ヤフーのニュース欄にこんな記事が掲載されていました。
文章全体の中から一部を抜粋しています。
「瞼裂斑(けんれつはん)」に関する眼の検診
瞼裂斑とは、白目の上にできる黄色い斑点や隆起のことで、鼻側の白目に多く見られます。
これは悪いものではなく、正常な組織が蛋白質と脂肪の沈着で変化したものです。
翼状片と違い、黒目にのびてくることはありません。
これも慢性的な刺激や太陽の光などが影響していると考えられています。
◆中学生を対象とした検診結果 ~部活動で異なる「瞼裂斑(けんれつはん)」初期変化の発症率~
金沢医科大学は、小児期における紫外線被曝と眼疾患の関係を調べるため、2010年7月に中学生312名(石川県内灘町)を対象に検診を実施。
紫外線の影響で、白目の一部がシミのように黄色く濁り盛り上がる「瞼裂斑」の有所見率を調査しました。

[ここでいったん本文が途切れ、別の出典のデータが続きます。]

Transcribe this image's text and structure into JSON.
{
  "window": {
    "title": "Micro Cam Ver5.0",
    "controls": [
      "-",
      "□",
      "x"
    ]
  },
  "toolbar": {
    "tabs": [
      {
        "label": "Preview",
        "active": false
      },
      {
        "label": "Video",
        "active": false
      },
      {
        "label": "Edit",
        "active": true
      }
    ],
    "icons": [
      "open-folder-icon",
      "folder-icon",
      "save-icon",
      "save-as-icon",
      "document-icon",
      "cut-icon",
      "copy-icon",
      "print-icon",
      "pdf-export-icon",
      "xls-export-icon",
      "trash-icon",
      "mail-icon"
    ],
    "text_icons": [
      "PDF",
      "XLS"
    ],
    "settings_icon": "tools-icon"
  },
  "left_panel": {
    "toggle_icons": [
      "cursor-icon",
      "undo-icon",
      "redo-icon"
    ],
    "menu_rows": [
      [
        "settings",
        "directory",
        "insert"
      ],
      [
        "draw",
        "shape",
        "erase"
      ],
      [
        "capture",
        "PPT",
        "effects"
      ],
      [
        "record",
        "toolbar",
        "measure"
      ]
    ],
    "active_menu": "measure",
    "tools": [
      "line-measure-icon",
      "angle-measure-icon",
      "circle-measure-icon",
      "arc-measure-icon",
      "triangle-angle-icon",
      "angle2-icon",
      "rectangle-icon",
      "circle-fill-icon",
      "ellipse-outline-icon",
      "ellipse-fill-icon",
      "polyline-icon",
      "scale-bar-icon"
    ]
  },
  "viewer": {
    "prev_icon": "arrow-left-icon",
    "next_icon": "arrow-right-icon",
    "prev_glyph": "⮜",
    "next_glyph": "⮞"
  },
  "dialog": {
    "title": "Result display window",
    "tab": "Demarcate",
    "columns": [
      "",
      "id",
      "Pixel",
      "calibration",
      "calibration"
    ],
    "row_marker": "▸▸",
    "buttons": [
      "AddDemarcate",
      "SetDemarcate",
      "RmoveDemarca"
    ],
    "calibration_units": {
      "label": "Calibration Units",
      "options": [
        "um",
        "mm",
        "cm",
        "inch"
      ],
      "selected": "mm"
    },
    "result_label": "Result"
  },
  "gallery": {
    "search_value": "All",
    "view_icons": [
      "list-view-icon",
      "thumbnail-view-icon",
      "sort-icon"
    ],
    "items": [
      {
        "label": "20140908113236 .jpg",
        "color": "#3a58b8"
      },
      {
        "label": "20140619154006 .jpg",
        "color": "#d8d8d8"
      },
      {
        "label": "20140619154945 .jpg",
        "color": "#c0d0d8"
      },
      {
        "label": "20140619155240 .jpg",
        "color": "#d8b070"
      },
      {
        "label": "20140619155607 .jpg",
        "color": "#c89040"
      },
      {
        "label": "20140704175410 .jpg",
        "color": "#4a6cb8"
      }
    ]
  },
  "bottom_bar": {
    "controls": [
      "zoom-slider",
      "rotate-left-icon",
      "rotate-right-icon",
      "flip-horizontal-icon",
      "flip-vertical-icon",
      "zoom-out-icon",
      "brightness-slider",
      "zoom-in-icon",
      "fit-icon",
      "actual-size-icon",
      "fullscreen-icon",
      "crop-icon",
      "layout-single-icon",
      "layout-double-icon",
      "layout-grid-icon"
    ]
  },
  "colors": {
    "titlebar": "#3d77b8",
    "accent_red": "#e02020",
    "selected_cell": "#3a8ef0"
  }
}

◆中学生の約4割が「瞼裂斑(けんれつはん)」初期変化を発症
高学年ほど高い傾向に肉眼では捉えることのできない潜在的な「瞼裂斑」の初期変化を、特殊な光を当てて撮影することで確認する写真診断の結果、全体の36.2%に初期変化が認められました。
学年別では、1年生25.9%、2年生41.4%、3年生41.9%と、高学年ほど有所見率が高い結果となりました。
◆屋外部活動の生徒では「瞼裂斑(けんれつはん)」の初期変化が多い傾向に
屋外活動時間との相関関係も「瞼裂斑」の初期変化が見られた生徒は、所見が無かった生徒より、平均屋外活動時間が長く、眼部の紫外線総被曝量も多いことが分かりました。
また、「瞼裂斑」初期変化の有所見率を部活動別に比較すると、野球部が61.5%と最も高く、次いでソフトボール部54.5%、サッカー部42.9%となり、屋外で長時間スポーツをおこなう部活動の生徒で高い傾向にあることが明らかになりました。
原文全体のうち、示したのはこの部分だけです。